I am trying to create a table like this:
Here's my code which is not working:
proc tabulate data=temp out = t1;
class age gender ethnic height TRT TREATGR;
table ethnic * (N) gender * (N) age * (n mean median min max) height * (n mean median min max),
TREATGR*TRT*N;
run;
Here's the log:
127 proc tabulate data=temp out = t1;
128 class age gender ethnic height TRT TREATGR;
129 table ethnic * (N) gender * (N) age * (n mean median min max) height * (n mean median min
129! max),
130 TREATGRTRTN;
131 run;
ERROR: There are multiple statistics associated with a single table cell in the following nesting :
ETHNIC * N * TREATGR * TRT * N.
ERROR: There are multiple statistics associated with a single table cell in the following nesting :
GENDER * N * TREATGR * TRT * N.
ERROR: There are multiple statistics associated with a single table cell in the following nesting :
AGE * N * TREATGR * TRT * N.
ERROR: Statistic other than N was requested without analysis variable in the following nesting : AGE
* Mean * TREATGR * TRT * N.
ERROR: Statistic other than N was requested without analysis variable in the following nesting : AGE
* Median * TREATGR * TRT * N.
ERROR: Statistic other than N was requested without analysis variable in the following nesting : AGE
* Min * TREATGR * TRT * N.
ERROR: Statistic other than N was requested without analysis variable in the following nesting : AGE
* Max * TREATGR * TRT * N.
ERROR: There are multiple statistics associated with a single table cell in the following nesting :
HEIGHT * N * TREATGR * TRT * N.
ERROR: Statistic other than N was requested without analysis variable in the following nesting :
HEIGHT * Mean * TREATGR * TRT * N.
ERROR: Statistic other than N was requested without analysis variable in the following nesting :
HEIGHT * Median * TREATGR * TRT * N.
ERROR: Statistic other than N was requested without analysis variable in the following nesting :
HEIGHT * Min * TREATGR * TRT * N.
ERROR: Statistic other than N was requested without analysis variable in the following nesting :
HEIGHT * Max * TREATGR * TRT * N.
NOTE: The SAS System stopped processing this step because of errors.
WARNING: The data set WORK.T1 may be incomplete.

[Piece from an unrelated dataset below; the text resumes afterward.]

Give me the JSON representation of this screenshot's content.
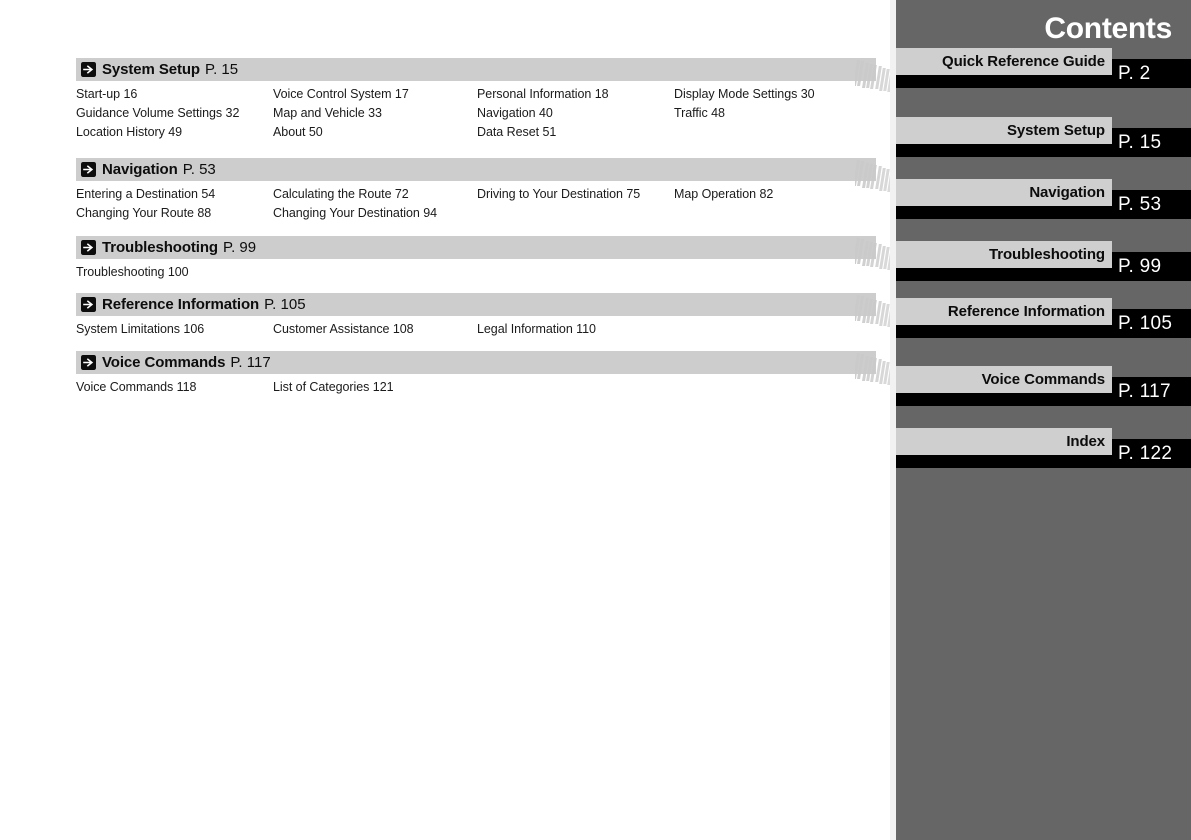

When this step was stopped there were 0
observations and 0 variables.
WARNING: Data set WORK.T1 was not replaced because this step was stopped.
NOTE: PROCEDURE TABULATE used (Total process time):
real time 0.01 seconds
cpu time 0.01 seconds
But this works
proc tabulate data=temp out = t1;
class age gender ethnic height TRT TREATGR;
table ethnic gender age height ,
TREATGR*TRT*N;
run;
But it lits all the age and heights.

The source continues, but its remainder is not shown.